第21話
「おかーえり♡今日はゆず特製にくじゃがだよ~」
川瀬の様子を見に行くと、いつものように明るい川瀬が出迎えてくれた。
すげーいい匂いがする。
玄関近くのミニコンロにある鍋をのぞいた。
「おー、すげーにくじゃが」
へえって眺めてたら、川瀬が俺と鍋の間に入り込んで顔を見上げてきた。
「…て、元気ないね」
「そう見えるか」
「うん。どうしたの」
「…なんも」
荷物下ろしてつまんで食ってたら、背後でクローゼットを派手に開ける音がした。
振り向くと、川瀬がばしばしと洋服を部屋の中に放り投げている。
「川瀬何してんの」
「ゆずきひと肌ぬぐよ~ッ」
「何この衣装の山は」
「こんなカッコしてみてとかってお客さんが買ってくれたの。あ!女子高生あった」
「こんなん着てたのか」
「うん。割と似会うよ」
「うわー、違和感ねえな」
「萌えない?」
「んー…」
「じゃこれは?」
古いタイプの学ラン…思わず吹き出してしまった。
「ダメ?」
「や、ダメとかじゃなくて、面白すぎだろ」
「メイドさんとか、あ!ナースもあったな確か」
「もういいって川瀬、充分面白かったって」
「ミニスカポリスもあった!!」
「だからいいって」
ひとり川瀬の投げた衣装にうもれて笑ってたけど、ふと気付くと、川瀬はすっかり静かになっていた。
じっと我慢するように背中を震わせている。
「川瀬?」
声をかけると袖で涙をぬぐうようなしぐさをして、またあたりをさぐりはじめた。
俺がその手を取ろうとするとやんわり振り払われた。
「嫌だ、探すの!!」
「なんでだよ、今のまんまの格好が一番イイ」
振り向いた川瀬の顔は涙でぐしゃぐしゃだった。
てのひらで涙をぬぐってやると、川瀬はじっと俺の眼を見つめた。
それから、ぎゅっと俺の首元に抱きついた。
「かわせ?」
「おれ、こんな事しかできない。

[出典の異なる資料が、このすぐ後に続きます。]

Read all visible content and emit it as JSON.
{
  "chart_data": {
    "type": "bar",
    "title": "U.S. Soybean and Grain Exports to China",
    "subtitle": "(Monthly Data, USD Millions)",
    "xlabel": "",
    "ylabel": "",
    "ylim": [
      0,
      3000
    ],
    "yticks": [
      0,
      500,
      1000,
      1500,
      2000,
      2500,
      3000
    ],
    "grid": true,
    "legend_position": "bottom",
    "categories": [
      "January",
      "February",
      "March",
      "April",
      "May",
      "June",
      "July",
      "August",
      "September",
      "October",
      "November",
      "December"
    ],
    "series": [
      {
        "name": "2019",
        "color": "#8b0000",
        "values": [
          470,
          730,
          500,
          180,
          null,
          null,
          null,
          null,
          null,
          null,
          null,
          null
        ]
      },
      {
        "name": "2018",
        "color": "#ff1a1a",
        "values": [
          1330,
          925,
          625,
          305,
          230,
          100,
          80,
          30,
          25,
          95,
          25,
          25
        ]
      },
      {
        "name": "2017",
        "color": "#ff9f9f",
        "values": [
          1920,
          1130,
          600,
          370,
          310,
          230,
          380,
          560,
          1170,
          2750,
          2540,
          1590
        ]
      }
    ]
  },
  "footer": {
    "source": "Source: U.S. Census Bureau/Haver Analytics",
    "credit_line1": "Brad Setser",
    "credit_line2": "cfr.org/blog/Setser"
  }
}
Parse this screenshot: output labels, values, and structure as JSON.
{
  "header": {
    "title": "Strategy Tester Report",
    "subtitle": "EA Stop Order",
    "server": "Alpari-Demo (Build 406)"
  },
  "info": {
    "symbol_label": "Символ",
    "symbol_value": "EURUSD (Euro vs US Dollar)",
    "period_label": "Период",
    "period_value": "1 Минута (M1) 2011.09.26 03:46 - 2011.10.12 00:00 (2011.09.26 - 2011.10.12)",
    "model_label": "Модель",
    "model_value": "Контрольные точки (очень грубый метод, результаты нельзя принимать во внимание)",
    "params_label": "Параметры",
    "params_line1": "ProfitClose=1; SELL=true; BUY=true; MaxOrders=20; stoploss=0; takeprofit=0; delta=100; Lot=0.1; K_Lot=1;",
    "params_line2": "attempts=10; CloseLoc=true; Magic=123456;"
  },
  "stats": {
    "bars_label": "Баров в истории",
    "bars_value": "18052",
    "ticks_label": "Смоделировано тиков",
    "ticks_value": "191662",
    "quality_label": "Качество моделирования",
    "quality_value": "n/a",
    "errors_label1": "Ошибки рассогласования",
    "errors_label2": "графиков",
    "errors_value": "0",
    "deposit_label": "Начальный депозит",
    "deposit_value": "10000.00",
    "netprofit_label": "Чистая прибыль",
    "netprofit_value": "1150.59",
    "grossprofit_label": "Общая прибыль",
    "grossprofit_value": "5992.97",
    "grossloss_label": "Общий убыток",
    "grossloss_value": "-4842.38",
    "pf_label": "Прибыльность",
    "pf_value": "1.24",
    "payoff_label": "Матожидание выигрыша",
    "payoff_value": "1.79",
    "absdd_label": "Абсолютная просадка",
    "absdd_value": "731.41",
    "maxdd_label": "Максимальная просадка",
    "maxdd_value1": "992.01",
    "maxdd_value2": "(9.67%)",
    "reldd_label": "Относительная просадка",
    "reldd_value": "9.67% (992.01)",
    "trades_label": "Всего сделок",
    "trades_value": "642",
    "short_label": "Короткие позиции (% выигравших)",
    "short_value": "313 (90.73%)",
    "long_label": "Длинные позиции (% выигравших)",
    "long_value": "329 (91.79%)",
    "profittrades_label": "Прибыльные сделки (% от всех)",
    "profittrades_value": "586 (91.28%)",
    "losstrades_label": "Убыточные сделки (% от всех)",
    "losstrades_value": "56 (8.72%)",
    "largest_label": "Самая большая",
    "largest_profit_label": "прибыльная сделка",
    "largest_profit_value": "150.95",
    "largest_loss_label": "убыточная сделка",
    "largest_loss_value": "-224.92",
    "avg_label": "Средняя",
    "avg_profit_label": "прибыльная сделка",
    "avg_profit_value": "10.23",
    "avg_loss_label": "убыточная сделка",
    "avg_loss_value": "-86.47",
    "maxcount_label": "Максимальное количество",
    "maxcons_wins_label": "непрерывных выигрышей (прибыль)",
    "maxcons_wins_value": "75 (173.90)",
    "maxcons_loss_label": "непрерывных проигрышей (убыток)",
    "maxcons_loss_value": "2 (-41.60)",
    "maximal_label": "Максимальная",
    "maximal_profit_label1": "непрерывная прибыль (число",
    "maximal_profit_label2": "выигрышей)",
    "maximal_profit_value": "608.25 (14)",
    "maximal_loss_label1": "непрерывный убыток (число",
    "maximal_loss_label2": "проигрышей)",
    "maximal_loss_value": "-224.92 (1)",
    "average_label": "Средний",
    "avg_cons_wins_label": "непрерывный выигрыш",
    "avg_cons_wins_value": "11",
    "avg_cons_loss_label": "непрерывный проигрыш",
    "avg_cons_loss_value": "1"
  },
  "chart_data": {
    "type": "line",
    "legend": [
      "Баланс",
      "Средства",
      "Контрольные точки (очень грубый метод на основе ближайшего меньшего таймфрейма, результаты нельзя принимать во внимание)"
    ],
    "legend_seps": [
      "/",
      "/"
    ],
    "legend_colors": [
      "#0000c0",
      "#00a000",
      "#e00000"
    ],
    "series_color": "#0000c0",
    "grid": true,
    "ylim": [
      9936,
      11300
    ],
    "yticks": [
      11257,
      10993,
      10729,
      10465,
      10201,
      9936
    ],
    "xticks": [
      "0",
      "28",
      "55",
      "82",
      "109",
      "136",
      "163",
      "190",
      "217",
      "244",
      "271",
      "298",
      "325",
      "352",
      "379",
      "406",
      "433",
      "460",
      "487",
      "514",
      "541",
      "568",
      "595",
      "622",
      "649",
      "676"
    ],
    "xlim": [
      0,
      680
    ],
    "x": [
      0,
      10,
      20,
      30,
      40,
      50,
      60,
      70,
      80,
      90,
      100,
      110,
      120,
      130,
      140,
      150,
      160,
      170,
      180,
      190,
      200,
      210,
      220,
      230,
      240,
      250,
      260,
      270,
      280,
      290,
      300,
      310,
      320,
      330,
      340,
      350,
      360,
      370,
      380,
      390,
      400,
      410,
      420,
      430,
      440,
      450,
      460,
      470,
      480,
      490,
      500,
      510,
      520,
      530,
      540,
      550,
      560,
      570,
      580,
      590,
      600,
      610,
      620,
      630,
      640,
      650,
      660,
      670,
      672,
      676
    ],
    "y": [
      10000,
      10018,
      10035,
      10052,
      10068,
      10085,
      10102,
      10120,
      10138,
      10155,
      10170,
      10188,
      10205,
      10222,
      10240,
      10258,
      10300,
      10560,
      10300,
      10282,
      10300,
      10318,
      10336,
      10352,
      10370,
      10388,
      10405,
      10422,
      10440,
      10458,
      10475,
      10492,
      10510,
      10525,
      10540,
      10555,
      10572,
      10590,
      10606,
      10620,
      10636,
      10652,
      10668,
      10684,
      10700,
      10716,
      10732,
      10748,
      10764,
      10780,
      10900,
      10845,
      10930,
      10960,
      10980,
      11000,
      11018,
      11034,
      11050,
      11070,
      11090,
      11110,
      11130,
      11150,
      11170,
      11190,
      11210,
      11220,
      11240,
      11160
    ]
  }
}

ほんとコレしかないよね」
「……」
「どうしたらいいのか、わかんないよ」
「なんで、なんかしねえととか思うんだよ」
「…わかんない。きっと幸せだからだ」
「幸せ?」
「うん。幸せって怖いんだね」
川瀬は、本当にたった今分かったように、素直な表情でそう言った。